„imm cologne" vom 19. bis 25. Januar in Köln: Deutsche mixen ihre Möbel

„imm cologne" vom 19. bis 25. Januar in Köln
Deutsche mixen ihre Möbel

Stilmix heißt das Schlagwort der diesjährigen Internationalen Möbelmesse „imm cologne". „Die Menschen mixen eigenständig verschiedene Stile miteinander. Dabei ist alles möglich und alles erlaubt“, sagte Dirk-Uwe Klaas, Hauptgeschäftsführer des Verbandes der deutschen Möbelindustrie (VDM), bei der Eröffnung der Möbelschau am Montag in Köln.

HB KÖLN. Neben dem japanischen Beistelltisch aus Lack kann demnach auch die geerbte Jugendstilkommode stehen. „Der Verbraucher mischt Geschmacksbilder aus verschiedenen Kulturen, die exotisch anmuten“, erklärt VDM-Trendspezialistin Ursula Geismann. Die knapp 1 400 Aussteller aus mehr als 50 Ländern greifen bei ihren Neuheiten sowohl auf indische und orientalische Akzente als auch auf chinesische Elemente zurück. „Orange- und Rottöne sind auch sehr gefragt“, sagt Geismann. Möbelstücke würden nur einzeln neu gekauft und dann mit der vorhandenen Einrichtung kombiniert.

Bei den Materialien sind laut VDM keine Grenzen gesetzt.

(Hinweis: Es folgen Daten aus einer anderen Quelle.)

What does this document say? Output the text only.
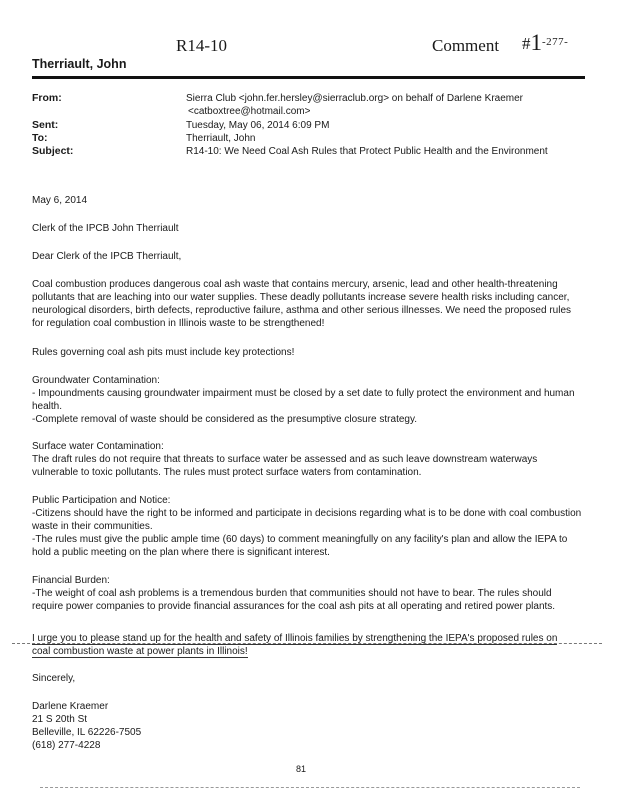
R14-10	Comment $\#1^{-277-}$
Therriault, John
From:	Sierra Club <john.fer.hersley@sierraclub.org> on behalf of Darlene Kraemer
<catboxtree@hotmail.com>
Sent:	Tuesday, May 06, 2014 6:09 PM
To:	Therriault, John
Subject:	R14-10: We Need Coal Ash Rules that Protect Public Health and the Environment
May 6, 2014
Clerk of the IPCB John Therriault
Dear Clerk of the IPCB Therriault,
Coal combustion produces dangerous coal ash waste that contains mercury, arsenic, lead and other health-threatening pollutants that are leaching into our water supplies. These deadly pollutants increase severe health risks including cancer, neurological disorders, birth defects, reproductive failure, asthma and other serious illnesses. We need the proposed rules for regulation coal combustion in Illinois waste to be strengthened!
Rules governing coal ash pits must include key protections!

Groundwater Contamination:

- Impoundments causing groundwater impairment must be closed by a set date to fully protect the environment and human health.

-Complete removal of waste should be considered as the presumptive closure strategy.

Surface water Contamination:

The draft rules do not require that threats to surface water be assessed and as such leave downstream waterways vulnerable to toxic pollutants. The rules must protect surface waters from contamination.

Public Participation and Notice:

-Citizens should have the right to be informed and participate in decisions regarding what is to be done with coal combustion waste in their communities.

-The rules must give the public ample time (60 days) to comment meaningfully on any facility's plan and allow the IEPA to hold a public meeting on the plan where there is significant interest.

Financial Burden:

-The weight of coal ash problems is a tremendous burden that communities should not have to bear. The rules should require power companies to provide financial assurances for the coal ash pits at all operating and retired power plants.

I urge you to please stand up for the health and safety of Illinois families by strengthening the IEPA's proposed rules on

coal combustion waste at power plants in Illinois!

Sincerely,

Darlene Kraemer

21 S 20th St

Belleville, IL 62226-7505

(618) 277-4228

81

Junge Designer experimentieren mit klassischen Massivholz-Möbeln und neuerdings mit Kunststoffelementen, die man als „rettendes Brett“ aus dem Schwimmunterricht im Freibad kennt. „Aus diesen verschiedenfarbigen Kunststoffen werden Sessel und Tische hergestellt, die ausgesprochen flexibel und leicht sind“, so Geismann.

Der Grund für diesen Stilmix-Trend: „Die Menschen wollen auch in ihrer direkten Umgebung ihren individuellen Lebensstil ausdrücken“, sagt Geismann. Wichtig dabei sei allerdings die Funktionalität und die Bequemlichkeit von Möbeln. „Eine Couch soll heute nicht nur eine Couch sein, sondern auch Liege und durch abklappbare Seitenteile verbreitert werden“.